At the edge of last summer, my dad died.
He was here, tickling my kids and making us brunch. He was in his 70s, but he’d likely live another 20 years, given the longevity that courses through his family.
The previous August, my parents rented a lake house for a week. My husband and kids and I joined them. We swam and played cards and sat by the swirling campfire my dad built while the kids gorged on s’mores.
My dad took me kayaking that week. He sat in the back of the narrow boat and explained how to row. I couldn’t see him, but I could hear his voice and feel the strength of his hands and arms pushing the oars through the glass-topped lake. He gave me gentle suggestions about how to get the boat to turn, and he rowed, but mostly, he followed my lead.
I was a little surprised to learn that at 44, I could still discover a new activity that I loved; I wasn’t at all surprised that even in middle age, my dad was still teaching me in his unique way—steady, gentle, and understated.
Last winter, he started coughing. His doctor told him it was probably a virus. His doctor was wrong; my dad had late-stage lung cancer. By the time he was properly diagnosed, he only had 10 days left to live. My mom and I said goodbye to his body in a quiet hospital room. I am still learning to say goodbye to his calm, constant presence in my daily life.
Grief is an old companion of mine.
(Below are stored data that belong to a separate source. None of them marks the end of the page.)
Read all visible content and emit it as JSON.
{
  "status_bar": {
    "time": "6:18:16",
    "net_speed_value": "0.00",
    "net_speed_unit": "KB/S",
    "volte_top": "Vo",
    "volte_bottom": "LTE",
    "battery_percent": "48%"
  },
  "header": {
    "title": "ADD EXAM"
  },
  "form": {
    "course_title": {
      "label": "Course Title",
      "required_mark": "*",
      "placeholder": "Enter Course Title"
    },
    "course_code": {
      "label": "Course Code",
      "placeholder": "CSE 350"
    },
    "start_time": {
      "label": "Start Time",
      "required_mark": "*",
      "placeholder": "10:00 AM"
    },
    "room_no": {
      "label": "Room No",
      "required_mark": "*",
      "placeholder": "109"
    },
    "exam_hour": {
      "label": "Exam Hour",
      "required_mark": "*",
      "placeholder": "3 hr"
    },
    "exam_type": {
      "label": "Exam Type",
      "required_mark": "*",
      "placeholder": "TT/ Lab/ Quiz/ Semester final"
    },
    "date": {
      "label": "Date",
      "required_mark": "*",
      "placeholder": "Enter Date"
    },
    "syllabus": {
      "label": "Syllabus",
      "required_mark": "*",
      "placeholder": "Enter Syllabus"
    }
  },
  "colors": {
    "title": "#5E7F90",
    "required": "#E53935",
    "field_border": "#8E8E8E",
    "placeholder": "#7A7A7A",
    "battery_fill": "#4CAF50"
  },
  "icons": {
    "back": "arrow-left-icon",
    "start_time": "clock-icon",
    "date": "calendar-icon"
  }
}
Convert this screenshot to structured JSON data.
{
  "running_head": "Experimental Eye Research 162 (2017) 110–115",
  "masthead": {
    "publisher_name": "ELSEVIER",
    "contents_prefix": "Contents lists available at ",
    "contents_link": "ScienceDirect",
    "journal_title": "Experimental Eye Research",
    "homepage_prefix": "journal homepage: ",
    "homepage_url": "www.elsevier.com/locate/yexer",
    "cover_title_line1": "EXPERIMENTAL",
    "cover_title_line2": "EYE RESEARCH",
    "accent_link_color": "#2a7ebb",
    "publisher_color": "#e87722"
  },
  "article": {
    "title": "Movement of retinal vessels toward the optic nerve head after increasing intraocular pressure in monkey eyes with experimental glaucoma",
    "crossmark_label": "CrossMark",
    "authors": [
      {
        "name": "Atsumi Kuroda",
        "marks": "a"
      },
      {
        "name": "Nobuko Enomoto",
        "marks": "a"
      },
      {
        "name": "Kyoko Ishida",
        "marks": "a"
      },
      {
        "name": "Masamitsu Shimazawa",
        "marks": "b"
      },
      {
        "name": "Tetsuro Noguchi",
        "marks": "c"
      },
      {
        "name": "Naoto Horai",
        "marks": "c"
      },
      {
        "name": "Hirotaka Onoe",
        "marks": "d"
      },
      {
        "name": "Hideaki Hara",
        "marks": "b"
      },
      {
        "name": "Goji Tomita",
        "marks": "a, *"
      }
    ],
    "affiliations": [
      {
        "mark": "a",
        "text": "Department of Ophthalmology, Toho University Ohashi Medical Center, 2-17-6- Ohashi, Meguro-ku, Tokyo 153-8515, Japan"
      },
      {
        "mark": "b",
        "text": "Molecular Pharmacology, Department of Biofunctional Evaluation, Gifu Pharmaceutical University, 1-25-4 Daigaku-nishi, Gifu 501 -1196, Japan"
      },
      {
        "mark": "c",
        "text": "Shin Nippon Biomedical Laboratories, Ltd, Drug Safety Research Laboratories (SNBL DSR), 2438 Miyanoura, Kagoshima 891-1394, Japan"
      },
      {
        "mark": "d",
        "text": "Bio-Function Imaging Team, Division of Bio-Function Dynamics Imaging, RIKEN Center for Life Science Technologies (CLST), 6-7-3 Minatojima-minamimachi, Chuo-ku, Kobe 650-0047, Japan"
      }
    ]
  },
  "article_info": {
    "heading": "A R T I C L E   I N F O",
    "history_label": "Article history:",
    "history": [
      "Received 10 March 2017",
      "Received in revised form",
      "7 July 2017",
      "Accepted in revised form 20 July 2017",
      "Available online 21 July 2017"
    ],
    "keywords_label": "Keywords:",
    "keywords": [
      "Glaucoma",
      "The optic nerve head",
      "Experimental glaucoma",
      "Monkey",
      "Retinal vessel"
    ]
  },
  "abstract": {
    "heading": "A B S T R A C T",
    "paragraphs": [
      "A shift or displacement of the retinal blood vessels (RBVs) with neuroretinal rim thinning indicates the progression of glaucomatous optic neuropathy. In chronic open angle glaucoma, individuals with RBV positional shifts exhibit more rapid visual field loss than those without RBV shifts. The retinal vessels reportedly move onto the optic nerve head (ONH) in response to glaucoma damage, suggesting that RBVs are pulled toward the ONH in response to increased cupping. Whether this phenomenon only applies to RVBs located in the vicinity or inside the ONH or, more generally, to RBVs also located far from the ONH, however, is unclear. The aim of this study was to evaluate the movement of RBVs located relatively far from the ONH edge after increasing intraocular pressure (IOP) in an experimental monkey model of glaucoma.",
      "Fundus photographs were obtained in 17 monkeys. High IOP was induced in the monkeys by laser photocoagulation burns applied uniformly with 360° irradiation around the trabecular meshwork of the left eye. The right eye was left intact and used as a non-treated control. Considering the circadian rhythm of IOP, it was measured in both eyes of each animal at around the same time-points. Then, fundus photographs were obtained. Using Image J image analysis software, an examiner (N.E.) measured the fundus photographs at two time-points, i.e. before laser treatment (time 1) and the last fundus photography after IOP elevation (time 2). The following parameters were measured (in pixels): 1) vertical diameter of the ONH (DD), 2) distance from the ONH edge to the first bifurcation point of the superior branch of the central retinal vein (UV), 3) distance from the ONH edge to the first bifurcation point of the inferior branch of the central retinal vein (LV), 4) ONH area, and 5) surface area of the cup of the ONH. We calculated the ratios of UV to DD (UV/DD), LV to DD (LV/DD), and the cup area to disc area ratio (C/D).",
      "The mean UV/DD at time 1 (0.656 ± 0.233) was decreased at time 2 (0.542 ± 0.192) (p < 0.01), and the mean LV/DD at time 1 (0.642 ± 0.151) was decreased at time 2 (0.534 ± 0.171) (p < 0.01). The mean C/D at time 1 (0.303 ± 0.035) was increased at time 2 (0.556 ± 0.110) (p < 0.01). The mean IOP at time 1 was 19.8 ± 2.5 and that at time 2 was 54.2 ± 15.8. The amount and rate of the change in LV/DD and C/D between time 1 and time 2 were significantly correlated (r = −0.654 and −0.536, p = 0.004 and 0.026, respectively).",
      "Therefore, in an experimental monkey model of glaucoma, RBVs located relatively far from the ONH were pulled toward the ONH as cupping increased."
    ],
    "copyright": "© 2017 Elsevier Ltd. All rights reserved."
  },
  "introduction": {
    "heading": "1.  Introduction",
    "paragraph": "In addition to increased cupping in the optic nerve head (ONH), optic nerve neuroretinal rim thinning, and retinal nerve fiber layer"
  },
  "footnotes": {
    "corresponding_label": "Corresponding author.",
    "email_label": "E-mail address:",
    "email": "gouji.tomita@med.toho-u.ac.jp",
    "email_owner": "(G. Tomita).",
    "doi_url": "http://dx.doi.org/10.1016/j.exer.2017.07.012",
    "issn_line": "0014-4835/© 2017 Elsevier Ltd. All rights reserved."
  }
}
I spent my 20s stumbling through a series of losses that wrecked and revised me, carved me into something new and essential.
But grief is also robust. It’s familiar, yet it’s also foreign. I’d forgotten the thick, gray gravity of it, the way it sequesters and saps and softens us.
Again, I find myself lost.
Again, I find myself new.
In this fresh grief, this sharp ache, I hover somewhere between Before and After. I am not who I was before my dad got sick. I am not yet who I will be when I’ve metabolized this new, unwished-for normal. I am becoming acquainted with this unfolding, unfathered version of myself.
There are no clear rules for grief, no shortcuts, no top 10 tips on “How to Rock Your Way Through Grief Like a Badass.” But there are things we can do to make our grief journeys less painful.
This is the promise I make myself, over and over again:
I will let grief have its way with me. I will make space for this deep loss, this vast, wild love. Sometimes, grief is an earthquake, jostling me to my foundation. Other seconds, hours, even days, it dozes. I’ll glance over my shoulder, suspicious, and perhaps a bit guilty, at how normal I feel.
I will not push my grief to the edges of my life. I will not be petrified of it; I will not allow it to petrify me.
I will be patient with myself. Grieving takes time—perhaps forever. Workplaces give us three days of bereavement time, but there’s no true timeline for tending to a broken heart. There’s only the long arc of love, the subtle softening and shifting of the ache.
I will go to the woods or the ocean or the mountains. Because in nature, death makes sense. There is even beauty in it, utility. The way dying leaves and small, furry creatures wilt, becoming food and soil. Becoming nourishment. There is graciousness in this cycle. There is purpose, a chain of life and death twisted together. In the west, we have tried to cast death out, which makes it grow strange and hulking. But in nature, we’re reminded that death is braided into the essence of everything.
I will remind myself that grieving feels a lot like going crazy, but it’s really just the flip side of new love.
I will continue to care for my physical body. I will give myself water and exercise and rest.
I will try not to expect more of myself during this time than I would expect of a dear friend, or a sweet and tired child.
I will write about it. Because in putting pen to paper or fingertips to keyboard, the swirling thoughts begin to find landing places. Because writing makes it real, and sometimes I need the solidity of ink on paper. And because with words, I can glance back and see small signs of healing, I can trace this hard and holy path.
I will shrug off the words of those who say, “Everything happens for a reason.” But I will also be curious about what meaning I might make of this loss. I will remain open to allowing my pain to shape me into the person the world needs me to be.
I will remember that in the wilderness of grief, we are slipping from one version of ourselves to another. That maybe, this pain will connect us to the sweet core of someone else’s suffering, that it might allow us to meet them in their dark and unmapped coves.
I will be open to the mystery of death. I will ride the waves of doubt and belief. That maybe there is nothing and maybe there is everything.
I will look for my dad in the navy night and in the space between tree branches. In the deer that sometimes appear by the roadside like beacons, and in the flash of royal blue I saw behind my eyelids after yoga this morning. In the image I carry of my dad sitting in the kayak behind me—quietly looking on as I try to steer without him, armed with everything he’s taught me.
I will remember that in this strange and painful searching, there is mostly love.